Dalam suatu penelitian (n=63) yang membandingkan balutan luka madu manuka dan balutan konvensional (kasa lembab dengan cairan saline normal), waktu penyembuhan ulkus dilaporkan lebih cepat pada kelompok madu (31±4 hari vs 43±3 hari, p < 0.05).[7]
Selain itu, penggunaan madu manuka bersama metode konvensional dilaporkan bisa menurunkan angka amputasi ibu jari kaki secara lebih signifikan daripada penggunaan metode konvensional saja (9,7% vs 34,6%; p < 0.05).[8]
Dalam sebuah penelitian di Malaysia, madu tidak steril yang dijual secara komersial untuk makanan dibandingkan dengan povidon iodine dan saline normal (kontrol) pada ulkus diabetikum Wagner-II. Waktu penyembuhan pada kelompok madu adalah 14,4 hari (7–26 hari), sementara pada kelompok kontrol adalah 15,4 hari (9–36 hari).

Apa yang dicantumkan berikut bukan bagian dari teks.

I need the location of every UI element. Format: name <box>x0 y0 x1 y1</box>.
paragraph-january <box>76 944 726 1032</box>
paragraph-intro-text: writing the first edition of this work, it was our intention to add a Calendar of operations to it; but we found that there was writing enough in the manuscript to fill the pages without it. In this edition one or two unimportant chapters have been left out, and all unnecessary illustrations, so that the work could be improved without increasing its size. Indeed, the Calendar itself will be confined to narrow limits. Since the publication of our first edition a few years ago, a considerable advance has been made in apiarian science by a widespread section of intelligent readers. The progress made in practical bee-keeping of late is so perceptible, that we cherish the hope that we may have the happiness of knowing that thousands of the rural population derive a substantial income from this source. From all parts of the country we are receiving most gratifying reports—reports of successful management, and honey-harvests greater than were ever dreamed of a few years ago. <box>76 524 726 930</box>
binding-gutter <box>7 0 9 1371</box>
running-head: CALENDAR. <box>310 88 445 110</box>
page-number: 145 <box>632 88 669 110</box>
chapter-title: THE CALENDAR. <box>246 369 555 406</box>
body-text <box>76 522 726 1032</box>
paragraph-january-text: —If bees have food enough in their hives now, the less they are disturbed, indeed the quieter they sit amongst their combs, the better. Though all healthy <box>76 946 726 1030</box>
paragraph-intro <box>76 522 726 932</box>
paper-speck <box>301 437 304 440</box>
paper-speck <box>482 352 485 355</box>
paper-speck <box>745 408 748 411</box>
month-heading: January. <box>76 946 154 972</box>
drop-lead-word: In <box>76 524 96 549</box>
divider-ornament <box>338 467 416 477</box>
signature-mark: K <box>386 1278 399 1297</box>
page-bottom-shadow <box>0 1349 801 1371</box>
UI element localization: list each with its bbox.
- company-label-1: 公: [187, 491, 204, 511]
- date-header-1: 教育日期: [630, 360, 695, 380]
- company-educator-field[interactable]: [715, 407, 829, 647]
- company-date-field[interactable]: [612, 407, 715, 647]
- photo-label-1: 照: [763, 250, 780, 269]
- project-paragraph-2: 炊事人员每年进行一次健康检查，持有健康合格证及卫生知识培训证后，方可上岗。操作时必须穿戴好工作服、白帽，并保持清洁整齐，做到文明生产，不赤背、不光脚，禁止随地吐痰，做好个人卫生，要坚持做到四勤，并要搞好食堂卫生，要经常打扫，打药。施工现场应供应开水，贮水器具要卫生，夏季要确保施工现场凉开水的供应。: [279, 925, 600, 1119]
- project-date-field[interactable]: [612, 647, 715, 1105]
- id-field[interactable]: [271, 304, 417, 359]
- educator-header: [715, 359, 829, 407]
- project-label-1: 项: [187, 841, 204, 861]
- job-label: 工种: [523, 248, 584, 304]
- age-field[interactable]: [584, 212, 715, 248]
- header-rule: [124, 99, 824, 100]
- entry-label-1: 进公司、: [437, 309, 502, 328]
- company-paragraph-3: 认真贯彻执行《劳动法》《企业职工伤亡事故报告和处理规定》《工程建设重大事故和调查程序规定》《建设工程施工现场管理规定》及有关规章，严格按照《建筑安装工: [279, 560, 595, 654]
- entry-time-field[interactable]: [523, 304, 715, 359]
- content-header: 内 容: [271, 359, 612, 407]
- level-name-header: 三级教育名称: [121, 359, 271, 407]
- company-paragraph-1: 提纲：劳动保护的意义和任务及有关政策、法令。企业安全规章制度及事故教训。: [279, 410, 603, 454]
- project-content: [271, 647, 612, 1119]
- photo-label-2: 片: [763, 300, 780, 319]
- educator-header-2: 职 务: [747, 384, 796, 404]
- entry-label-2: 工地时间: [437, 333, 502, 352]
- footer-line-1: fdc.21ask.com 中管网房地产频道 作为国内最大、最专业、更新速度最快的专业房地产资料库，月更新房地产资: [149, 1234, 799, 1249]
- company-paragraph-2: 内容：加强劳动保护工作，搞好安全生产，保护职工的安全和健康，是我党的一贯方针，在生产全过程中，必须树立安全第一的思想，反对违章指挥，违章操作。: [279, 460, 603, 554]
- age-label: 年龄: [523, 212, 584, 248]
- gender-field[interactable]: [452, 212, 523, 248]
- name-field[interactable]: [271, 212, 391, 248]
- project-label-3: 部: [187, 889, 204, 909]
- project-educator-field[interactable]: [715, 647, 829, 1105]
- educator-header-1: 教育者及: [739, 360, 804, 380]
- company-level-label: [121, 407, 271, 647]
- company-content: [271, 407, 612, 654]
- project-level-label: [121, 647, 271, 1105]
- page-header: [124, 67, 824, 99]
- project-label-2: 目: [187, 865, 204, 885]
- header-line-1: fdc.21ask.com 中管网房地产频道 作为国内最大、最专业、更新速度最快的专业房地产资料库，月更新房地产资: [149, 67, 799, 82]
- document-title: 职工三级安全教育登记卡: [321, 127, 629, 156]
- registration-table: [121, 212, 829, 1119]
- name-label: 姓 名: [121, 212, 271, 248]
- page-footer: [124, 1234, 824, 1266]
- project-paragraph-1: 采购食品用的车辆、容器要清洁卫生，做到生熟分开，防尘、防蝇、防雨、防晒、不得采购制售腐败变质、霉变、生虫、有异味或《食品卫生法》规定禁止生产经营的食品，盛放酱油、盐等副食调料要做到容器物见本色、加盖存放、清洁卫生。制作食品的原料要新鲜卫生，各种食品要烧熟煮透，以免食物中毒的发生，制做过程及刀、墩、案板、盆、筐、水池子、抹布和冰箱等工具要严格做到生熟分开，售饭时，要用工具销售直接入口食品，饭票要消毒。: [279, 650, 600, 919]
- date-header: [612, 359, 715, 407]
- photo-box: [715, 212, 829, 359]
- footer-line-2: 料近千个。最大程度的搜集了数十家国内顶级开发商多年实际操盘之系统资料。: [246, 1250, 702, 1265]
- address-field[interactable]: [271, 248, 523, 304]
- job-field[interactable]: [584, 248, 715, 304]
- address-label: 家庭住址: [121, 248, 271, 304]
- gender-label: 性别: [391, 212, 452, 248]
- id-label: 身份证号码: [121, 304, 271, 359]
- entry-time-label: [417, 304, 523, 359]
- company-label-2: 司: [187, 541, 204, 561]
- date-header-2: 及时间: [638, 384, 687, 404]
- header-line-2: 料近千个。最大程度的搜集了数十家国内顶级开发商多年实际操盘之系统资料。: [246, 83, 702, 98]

Perbedaan ini dinyatakan tidak signifikan secara statistik.[9]
Kesimpulan
Madu diperkirakan dapat bermanfaat sebagai balutan luka (wound dressing) ulkus diabetikum karena studi in vitro dan studi pada hewan menunjukkan bahwa madu bisa memiliki efek antibakterial, antiinflamasi, antioksidan, dan debridemen autolitik. Akan tetapi, data efektivitas dari studi in vivo manusia sebenarnya masih sangat terbatas.
Beberapa studi pada manusia melaporkan bahwa madu dapat mempercepat waktu penyembuhan ulkus diabetikum, mempercepat waktu klirens bakteri, dan mengurangi angka amputasi. Namun, studi-studi ini masih bersifat sangat heterogen, berisiko bias cukup tinggi, dan berukuran populasi terbatas. Madu dinilai aman digunakan untuk ulkus diabetikum, tetapi efektivitasnya belum terbukti. Uji klinis acak yang double-blind dan berskala lebih besar masih diperlukan.